Martin's questions

1)
How would you implement approximate randomization for BLEU based on Figure 1,
namely the part "Shuffle variable tuples between system X and Y with probability 0.5"?
What are the variable tuples? Can you write a more detailed pseudo (or C,Java,Perl,...) code?
How would you implement the next part "Compute pseudo-statistic |S_Xr − S_Yr | on shuffled data"?
2)
On a testset of 1000 sentences, systems X and Y have exactly the same output except for one sentence:
REF = Hello
MT_X= Hello
MT_Y= Hi
You computed approximate randomization test (based on Figure 1, R=10000 samples)
to check whether the improvement in BLEU is significant. What were the results (i.e. p-value)?
3)
What would be the p-value for bootstrap test based on a) Figure 2, b) Koehn2004 (the last RG paper)?
This is a bit tricky. Just estimate the expected value of p-value (i.e. 1 - level_of_confidence).
4)
What would be the p-value for non-strict inequality, i.e. hypothesis "system X is better or equal than Y"?

1. The question aimed to find out whether we would repeatedly count the matching n-grams between the MT output and the reference. They can be pre-computed for each sentence and then aggregated without recurring to string matching.

2. p = 1.

Note that this is unrealistic, as these systems can still easily yield a better and a worse result one or the other.

3., 4.

p (x>y) p (x≥y)
approx. rand 1.00 (0+1)/(10000+1)
boot. Riezler 0.26 (0+1)/(10000+1)
boot. Koehn 0.37 0
Notes

In the following, [i, j] refers to the i-th content row, j-th content column of the above table.

[3,2] … MT_Y can never be better than MT_X,
and H_0 says that (MT_X < MT_Y)

[2,1]:

p( bootstrap sample does not include x_diff (the different output item) )
  = (1 - 1/1000)^1000
  ~ 0.3677
p( bootstrap sample includes x_diff exactly once )
  = (1000 over 1) * (1 - 1/1000)^1000
  ~ 0.3681
p( bootstrap sample include x_diff at least twice )
  ~ 1 - 0.3677 - 0.3681
  = 0.2642

For p-value in bootstrap, we count the cases where the statistic is at least twice the point estimate. Since the basic dataset contains exactly one different item, under certain assumptions, we need the sets to differ in at least two items, i.e. contain the only different item at least twice.

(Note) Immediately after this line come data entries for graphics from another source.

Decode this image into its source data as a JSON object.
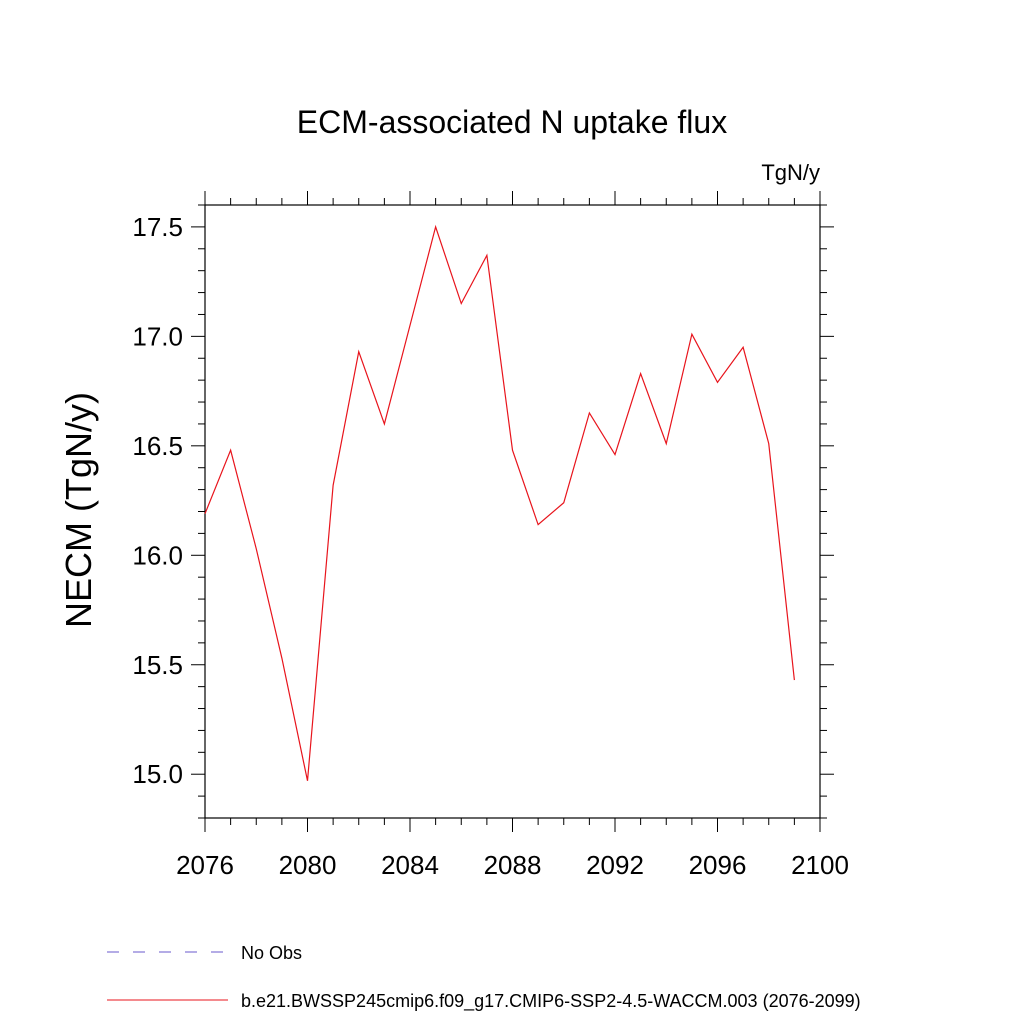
{
  "chart_data": {
    "type": "line",
    "title": "ECM-associated N uptake flux",
    "units": "TgN/y",
    "xlabel": "",
    "ylabel": "NECM  (TgN/y)",
    "xlim": [
      2076,
      2100
    ],
    "ylim": [
      14.8,
      17.6
    ],
    "xticks": [
      2076,
      2080,
      2084,
      2088,
      2092,
      2096,
      2100
    ],
    "xtick_labels": [
      "2076",
      "2080",
      "2084",
      "2088",
      "2092",
      "2096",
      "2100"
    ],
    "yticks": [
      15.0,
      15.5,
      16.0,
      16.5,
      17.0,
      17.5
    ],
    "ytick_labels": [
      "15.0",
      "15.5",
      "16.0",
      "16.5",
      "17.0",
      "17.5"
    ],
    "grid": false,
    "legend_position": "bottom",
    "series": [
      {
        "name": "b.e21.BWSSP245cmip6.f09_g17.CMIP6-SSP2-4.5-WACCM.003 (2076-2099)",
        "color": "#e8141c",
        "style": "solid",
        "x": [
          2076,
          2077,
          2078,
          2079,
          2080,
          2081,
          2082,
          2083,
          2084,
          2085,
          2086,
          2087,
          2088,
          2089,
          2090,
          2091,
          2092,
          2093,
          2094,
          2095,
          2096,
          2097,
          2098,
          2099
        ],
        "values": [
          16.19,
          16.48,
          16.03,
          15.53,
          14.97,
          16.32,
          16.93,
          16.6,
          17.05,
          17.5,
          17.15,
          17.37,
          16.48,
          16.14,
          16.24,
          16.65,
          16.46,
          16.83,
          16.51,
          17.01,
          16.79,
          16.95,
          16.51,
          15.43
        ]
      }
    ],
    "legend": [
      {
        "label": "No Obs",
        "color": "#6a5acd",
        "style": "dashed"
      },
      {
        "label": "b.e21.BWSSP245cmip6.f09_g17.CMIP6-SSP2-4.5-WACCM.003 (2076-2099)",
        "color": "#e8141c",
        "style": "solid"
      }
    ]
  }
}
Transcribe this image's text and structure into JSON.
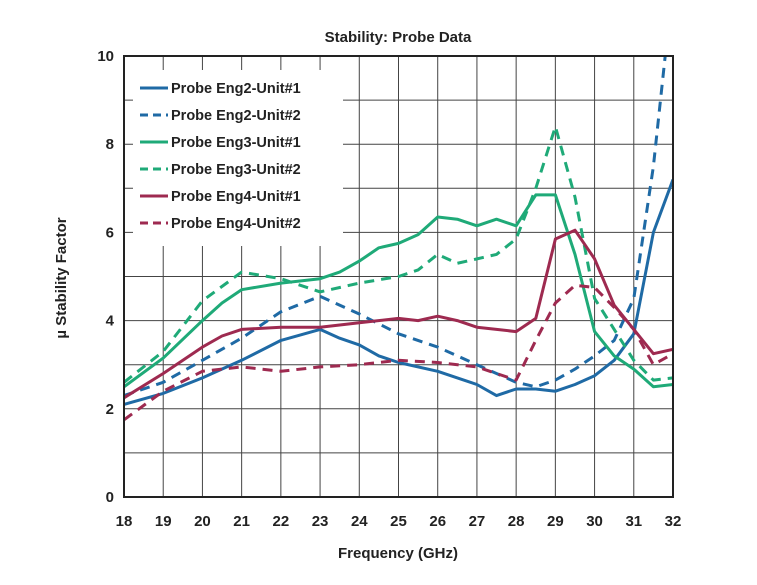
{
  "chart_data": {
    "type": "line",
    "title": "Stability: Probe Data",
    "xlabel": "Frequency (GHz)",
    "ylabel": "µ Stability Factor",
    "xlim": [
      18,
      32
    ],
    "ylim": [
      0,
      10
    ],
    "xticks": [
      "18",
      "19",
      "20",
      "21",
      "22",
      "23",
      "24",
      "25",
      "26",
      "27",
      "28",
      "29",
      "30",
      "31",
      "32"
    ],
    "yticks": [
      "0",
      "2",
      "4",
      "6",
      "8",
      "10"
    ],
    "grid": true,
    "legend_position": "top-left",
    "series": [
      {
        "name": "Probe Eng2-Unit#1",
        "color": "#1f6aa5",
        "dash": false,
        "x": [
          18,
          19,
          20,
          21,
          22,
          23,
          23.5,
          24,
          24.5,
          25,
          26,
          27,
          27.5,
          28,
          28.5,
          29,
          29.5,
          30,
          30.5,
          31,
          31.5,
          32
        ],
        "y": [
          2.1,
          2.35,
          2.7,
          3.1,
          3.55,
          3.8,
          3.6,
          3.45,
          3.2,
          3.05,
          2.85,
          2.55,
          2.3,
          2.45,
          2.45,
          2.4,
          2.55,
          2.75,
          3.1,
          3.7,
          6.0,
          7.2
        ]
      },
      {
        "name": "Probe Eng2-Unit#2",
        "color": "#1f6aa5",
        "dash": true,
        "x": [
          18,
          19,
          20,
          21,
          22,
          23,
          24,
          25,
          26,
          27,
          28,
          28.5,
          29,
          29.5,
          30,
          30.5,
          31,
          31.5,
          31.8
        ],
        "y": [
          2.3,
          2.6,
          3.1,
          3.6,
          4.2,
          4.55,
          4.15,
          3.7,
          3.4,
          3.0,
          2.6,
          2.5,
          2.65,
          2.9,
          3.2,
          3.55,
          4.5,
          7.5,
          10.0
        ]
      },
      {
        "name": "Probe Eng3-Unit#1",
        "color": "#1faa78",
        "dash": false,
        "x": [
          18,
          19,
          20,
          20.5,
          21,
          22,
          23,
          23.5,
          24,
          24.5,
          25,
          25.5,
          26,
          26.5,
          27,
          27.5,
          28,
          28.5,
          29,
          29.5,
          30,
          30.5,
          31,
          31.5,
          32
        ],
        "y": [
          2.5,
          3.15,
          4.0,
          4.4,
          4.7,
          4.85,
          4.95,
          5.1,
          5.35,
          5.65,
          5.75,
          5.95,
          6.35,
          6.3,
          6.15,
          6.3,
          6.15,
          6.85,
          6.85,
          5.5,
          3.75,
          3.2,
          2.9,
          2.5,
          2.55
        ]
      },
      {
        "name": "Probe Eng3-Unit#2",
        "color": "#1faa78",
        "dash": true,
        "x": [
          18,
          19,
          20,
          21,
          22,
          23,
          24,
          25,
          25.5,
          26,
          26.5,
          27,
          27.5,
          28,
          28.5,
          29,
          29.5,
          30,
          30.5,
          31,
          31.5,
          32
        ],
        "y": [
          2.6,
          3.3,
          4.45,
          5.1,
          4.95,
          4.65,
          4.85,
          5.0,
          5.15,
          5.5,
          5.3,
          5.4,
          5.5,
          5.85,
          7.0,
          8.4,
          6.8,
          4.5,
          3.8,
          3.1,
          2.65,
          2.7
        ]
      },
      {
        "name": "Probe Eng4-Unit#1",
        "color": "#9e2a50",
        "dash": false,
        "x": [
          18,
          19,
          20,
          20.5,
          21,
          22,
          23,
          24,
          25,
          25.5,
          26,
          26.5,
          27,
          27.5,
          28,
          28.5,
          29,
          29.5,
          30,
          30.5,
          31,
          31.5,
          32
        ],
        "y": [
          2.25,
          2.8,
          3.4,
          3.65,
          3.8,
          3.85,
          3.85,
          3.95,
          4.05,
          4.0,
          4.1,
          4.0,
          3.85,
          3.8,
          3.75,
          4.05,
          5.85,
          6.05,
          5.4,
          4.35,
          3.8,
          3.25,
          3.35
        ]
      },
      {
        "name": "Probe Eng4-Unit#2",
        "color": "#9e2a50",
        "dash": true,
        "x": [
          18,
          19,
          20,
          21,
          22,
          23,
          24,
          25,
          26,
          27,
          28,
          28.5,
          29,
          29.5,
          30,
          30.5,
          31,
          31.5,
          32
        ],
        "y": [
          1.75,
          2.4,
          2.85,
          2.95,
          2.85,
          2.95,
          3.0,
          3.1,
          3.05,
          2.95,
          2.65,
          3.55,
          4.4,
          4.8,
          4.75,
          4.3,
          3.8,
          3.0,
          3.25
        ]
      }
    ]
  }
}
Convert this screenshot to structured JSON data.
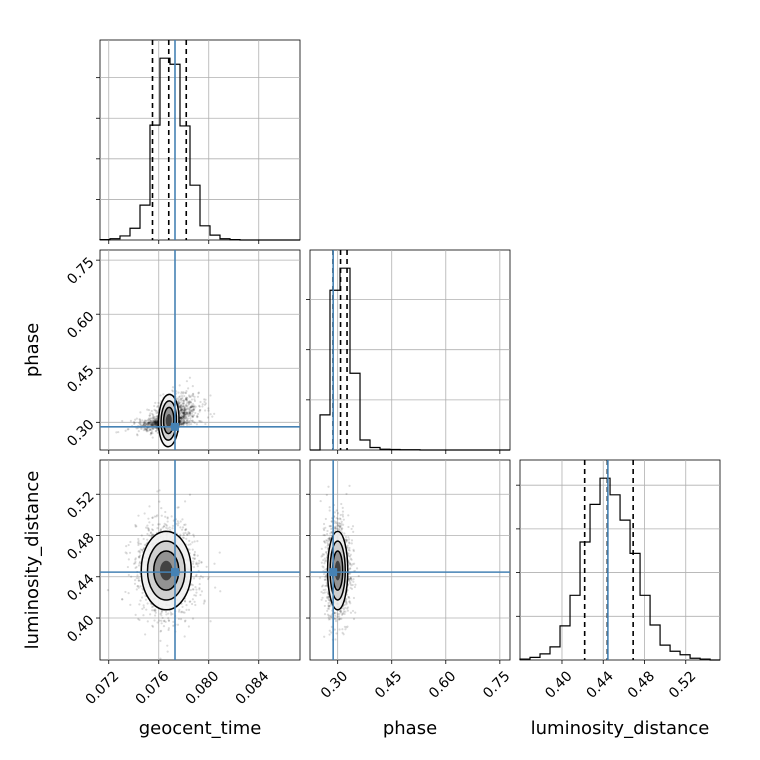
{
  "chart_data": {
    "type": "corner",
    "parameters": [
      "geocent_time",
      "phase",
      "luminosity_distance"
    ],
    "truths": [
      0.0773,
      0.2875,
      0.4445
    ],
    "quantile_lines": [
      [
        0.0755,
        0.0768,
        0.0782
      ],
      [
        0.287,
        0.308,
        0.326
      ],
      [
        0.422,
        0.444,
        0.469
      ]
    ],
    "ranges": [
      [
        0.0713,
        0.0873
      ],
      [
        0.2232,
        0.7782
      ],
      [
        0.3593,
        0.5532
      ]
    ],
    "ticks": [
      [
        "0.072",
        "0.076",
        "0.080",
        "0.084"
      ],
      [
        "0.30",
        "0.45",
        "0.60",
        "0.75"
      ],
      [
        "0.40",
        "0.44",
        "0.48",
        "0.52"
      ]
    ],
    "histograms": [
      {
        "param": "geocent_time",
        "edges": [
          0.0713,
          0.0721,
          0.0729,
          0.0737,
          0.0745,
          0.0753,
          0.0761,
          0.0769,
          0.0777,
          0.0785,
          0.0793,
          0.0801,
          0.0809,
          0.0817,
          0.0825,
          0.0833,
          0.0841,
          0.0849,
          0.0857,
          0.0865,
          0.0873
        ],
        "counts": [
          1,
          3,
          10,
          29,
          86,
          283,
          448,
          433,
          281,
          135,
          35,
          12,
          3,
          1,
          0,
          0,
          0,
          0,
          0,
          0
        ]
      },
      {
        "param": "phase",
        "edges": [
          0.2232,
          0.251,
          0.2787,
          0.3065,
          0.3342,
          0.362,
          0.3897,
          0.4175,
          0.4452,
          0.473,
          0.5007,
          0.5285,
          0.5562,
          0.584,
          0.6117,
          0.6395,
          0.6672,
          0.695,
          0.7227,
          0.7505,
          0.7782
        ],
        "counts": [
          0,
          140,
          637,
          725,
          306,
          40,
          10,
          3,
          2,
          1,
          1,
          0,
          0,
          0,
          0,
          0,
          0,
          0,
          0,
          0
        ]
      },
      {
        "param": "luminosity_distance",
        "edges": [
          0.3593,
          0.369,
          0.3787,
          0.3884,
          0.3981,
          0.4078,
          0.4175,
          0.4272,
          0.4369,
          0.4466,
          0.4563,
          0.466,
          0.4757,
          0.4854,
          0.4951,
          0.5048,
          0.5145,
          0.5242,
          0.5339,
          0.5436,
          0.5532
        ],
        "counts": [
          1,
          3,
          7,
          15,
          39,
          74,
          135,
          178,
          208,
          189,
          160,
          122,
          74,
          40,
          17,
          10,
          6,
          2,
          1,
          0
        ]
      }
    ],
    "contour_panels": [
      {
        "x_param": "geocent_time",
        "y_param": "phase",
        "center": [
          0.0768,
          0.305
        ],
        "spread": [
          0.0009,
          0.017
        ],
        "correlation": 0.55,
        "levels_sigma": [
          0.5,
          1.0,
          1.5,
          2.0
        ]
      },
      {
        "x_param": "geocent_time",
        "y_param": "luminosity_distance",
        "center": [
          0.0766,
          0.446
        ],
        "spread": [
          0.001,
          0.019
        ],
        "correlation": 0.0,
        "levels_sigma": [
          0.5,
          1.0,
          1.5,
          2.0
        ]
      },
      {
        "x_param": "phase",
        "y_param": "luminosity_distance",
        "center": [
          0.3,
          0.446
        ],
        "spread": [
          0.014,
          0.019
        ],
        "correlation": 0.0,
        "levels_sigma": [
          0.5,
          1.0,
          1.5,
          2.0
        ]
      }
    ],
    "grid": true,
    "truth_color": "#4682b4",
    "line_color": "#000000"
  }
}
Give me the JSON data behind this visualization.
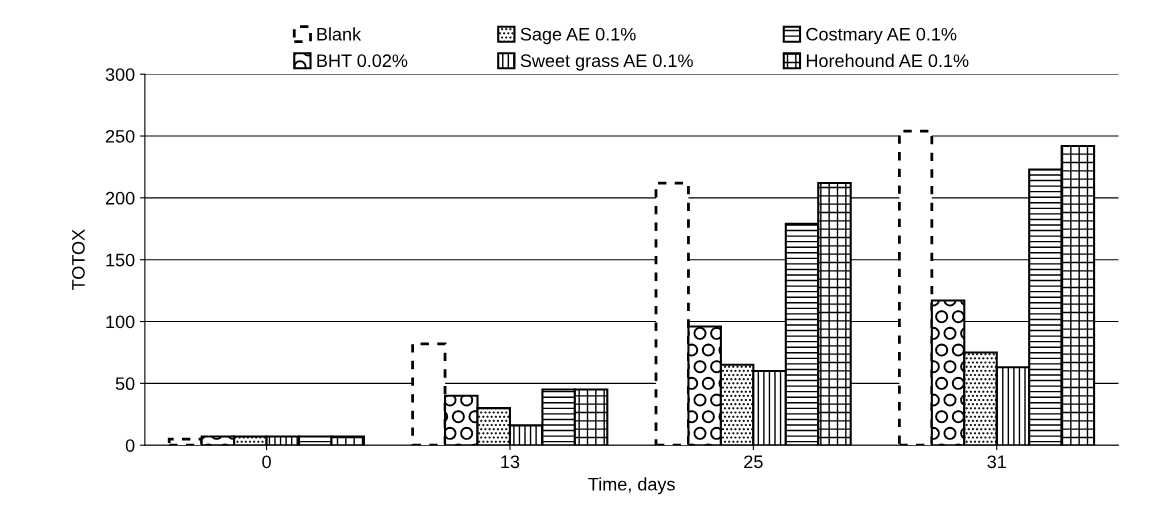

Result reporting in general

If your experiment involves uncertainty, and you want to report the results as reliable, do not run the experiment only once.

_

Why do they say, “this results in BLEU favoring matches in larger n-grams, corresponding to giving more credit to correct word order. NIST weighs lower n-grams more highly, thus it gives more credit to correct lexical choice than to word order”?

How is NIST defined, anyway?

…see the formula, blindly copied from the whiteboard.

We have not found the motivation for their above cited claim.

F1-score

Why have not they come up with a more informative name for this metric (F-score applied to dependency parses)? It remains implicit that the score is computed (most probably) from machine-created parses. This might have given some preference to some of the SMT systems.

_

“(…) estimated more conservatively by approximate randomization than by bootstrap tests, thus increasing the likelihood of type-I error for the latter.”

…what a strange wording! The approximative randomisation is not to blame for errors of bootstrap.

_

They say that approximate randomisation is more conservative. But does this mean it is better for practical application??

…well, they aim at the assumption noted in 4.3: “Assuming equivalence of the compared system variants, these assessments would count as type-I errors.”

_

At the end of the day, we want to extrapolate the significance measuring results to all possible inputs anyway. Hence, it is reasonable to adopt the assumption of bootstrap, namely that the sampling distribution is representative of the entire input space.

p-value confusion

Near the top of 4.4, p-value gets confused with the probability of type-I errors.

_

Final note: the paper is perhaps too condensed, and hard to grasp at places.